Understanding Multimodal Procedural Knowledge by Sequencing Multimodal Instructional Manuals
Te-Lin Wu, Alex Spangher, Pegah Alipoormolabashi, Marjorie Freedman, Ralph Weischedel, Nanyun Peng
TL;DR
The paper tackles the problem of understanding procedural knowledge by sequencing unordered multimodal instructions. It introduces two datasets, WikiHow and RecipeQA, with comprehensive human annotations including alternative orders, and proposes sequence-aware pretraining to exploit sequential alignments in text and images. Evaluations with encoder–decoder architectures (e.g., VisualBERT, CLIP-ViL, BERSON) show modest but consistent gains (>5% PMR) from the proposed pretraining, while humans remain substantially superior. The work highlights the value of multimodal grounding for procedure understanding and provides datasets and methods that spur future research on dependencies and parallelizable task steps in real-world instructions.
Abstract
The ability to sequence unordered events is an essential skill to comprehend and reason about real world task procedures, which often requires thorough understanding of temporal common sense and multimodal information, as these procedures are often communicated through a combination of texts and images.
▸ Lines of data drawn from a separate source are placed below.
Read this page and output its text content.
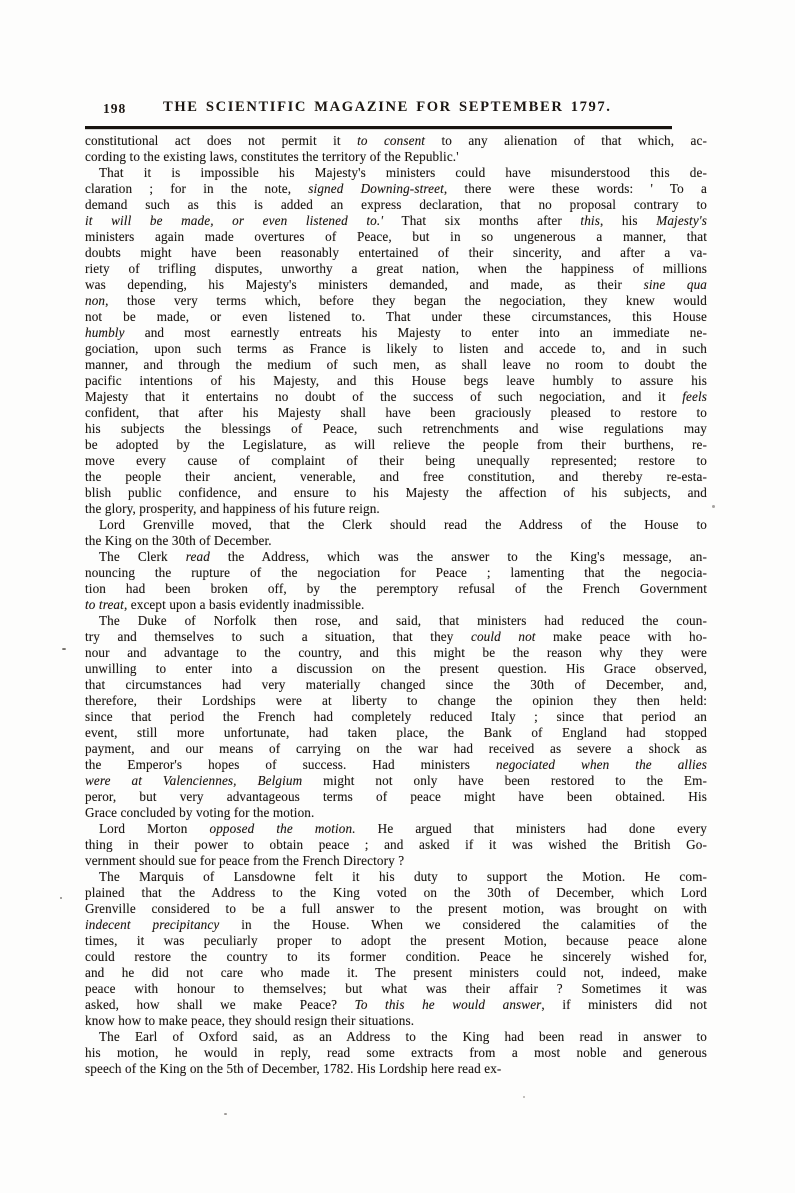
198	THE SCIENTIFIC MAGAZINE FOR SEPTEMBER 1797.
constitutional act does not permit it to consent to any alienation of that which, ac-
cording to the existing laws, constitutes the territory of the Republic.'
That it is impossible his Majesty's ministers could have misunderstood this de-
claration ; for in the note, signed Downing-street, there were these words: ' To a
demand such as this is added an express declaration, that no proposal contrary to
it will be made, or even listened to.' That six months after this, his Majesty's
ministers again made overtures of Peace, but in so ungenerous a manner, that
doubts might have been reasonably entertained of their sincerity, and after a va-
riety of trifling disputes, unworthy a great nation, when the happiness of millions
was depending, his Majesty's ministers demanded, and made, as their sine qua
non, those very terms which, before they began the negociation, they knew would
not be made, or even listened to. That under these circumstances, this House
humbly and most earnestly entreats his Majesty to enter into an immediate ne-
gociation, upon such terms as France is likely to listen and accede to, and in such
manner, and through the medium of such men, as shall leave no room to doubt the
pacific intentions of his Majesty, and this House begs leave humbly to assure his
Majesty that it entertains no doubt of the success of such negociation, and it feels
confident, that after his Majesty shall have been graciously pleased to restore to
his subjects the blessings of Peace, such retrenchments and wise regulations may
be adopted by the Legislature, as will relieve the people from their burthens, re-
move every cause of complaint of their being unequally represented; restore to
the people their ancient, venerable, and free constitution, and thereby re-esta-
blish public confidence, and ensure to his Majesty the affection of his subjects, and
the glory, prosperity, and happiness of his future reign.
Lord Grenville moved, that the Clerk should read the Address of the House to
the King on the 30th of December.
The Clerk read the Address, which was the answer to the King's message, an-
nouncing the rupture of the negociation for Peace ; lamenting that the negocia-
tion had been broken off, by the peremptory refusal of the French Government
to treat, except upon a basis evidently inadmissible.
The Duke of Norfolk then rose, and said, that ministers had reduced the coun-
try and themselves to such a situation, that they could not make peace with ho-
nour and advantage to the country, and this might be the reason why they were
unwilling to enter into a discussion on the present question. His Grace observed,
that circumstances had very materially changed since the 30th of December, and,
therefore, their Lordships were at liberty to change the opinion they then held:
since that period the French had completely reduced Italy ; since that period an
event, still more unfortunate, had taken place, the Bank of England had stopped
payment, and our means of carrying on the war had received as severe a shock as
the Emperor's hopes of success. Had ministers negociated when the allies
were at Valenciennes, Belgium might not only have been restored to the Em-
peror, but very advantageous terms of peace might have been obtained. His
Grace concluded by voting for the motion.
Lord Morton opposed the motion. He argued that ministers had done every
thing in their power to obtain peace ; and asked if it was wished the British Go-
vernment should sue for peace from the French Directory ?
The Marquis of Lansdowne felt it his duty to support the Motion. He com-
plained that the Address to the King voted on the 30th of December, which Lord
Grenville considered to be a full answer to the present motion, was brought on with
indecent precipitancy in the House. When we considered the calamities of the
times, it was peculiarly proper to adopt the present Motion, because peace alone
could restore the country to its former condition. Peace he sincerely wished for,
and he did not care who made it. The present ministers could not, indeed, make
peace with honour to themselves; but what was their affair ? Sometimes it was
asked, how shall we make Peace? To this he would answer, if ministers did not
know how to make peace, they should resign their situations.
The Earl of Oxford said, as an Address to the King had been read in answer to
his motion, he would in reply, read some extracts from a most noble and generous
speech of the King on the 5th of December, 1782. His Lordship here read ex-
Such capability is essential for applications such as sequential task planning and multi-source instruction summarization. While humans are capable of reasoning about and sequencing unordered multimodal procedural instructions, whether current machine learning models have such essential capability is still an open question. In this work, we benchmark models' capability of reasoning over and sequencing unordered multimodal instructions by curating datasets from popular online instructional manuals and collecting comprehensive human annotations. We find models not only perform significantly worse than humans but also seem incapable of efficiently utilizing the multimodal information. To improve machines' performance on multimodal event sequencing, we propose sequentiality-aware pretraining techniques that exploit the sequential alignment properties of both texts and images, resulting in > 5% significant improvements.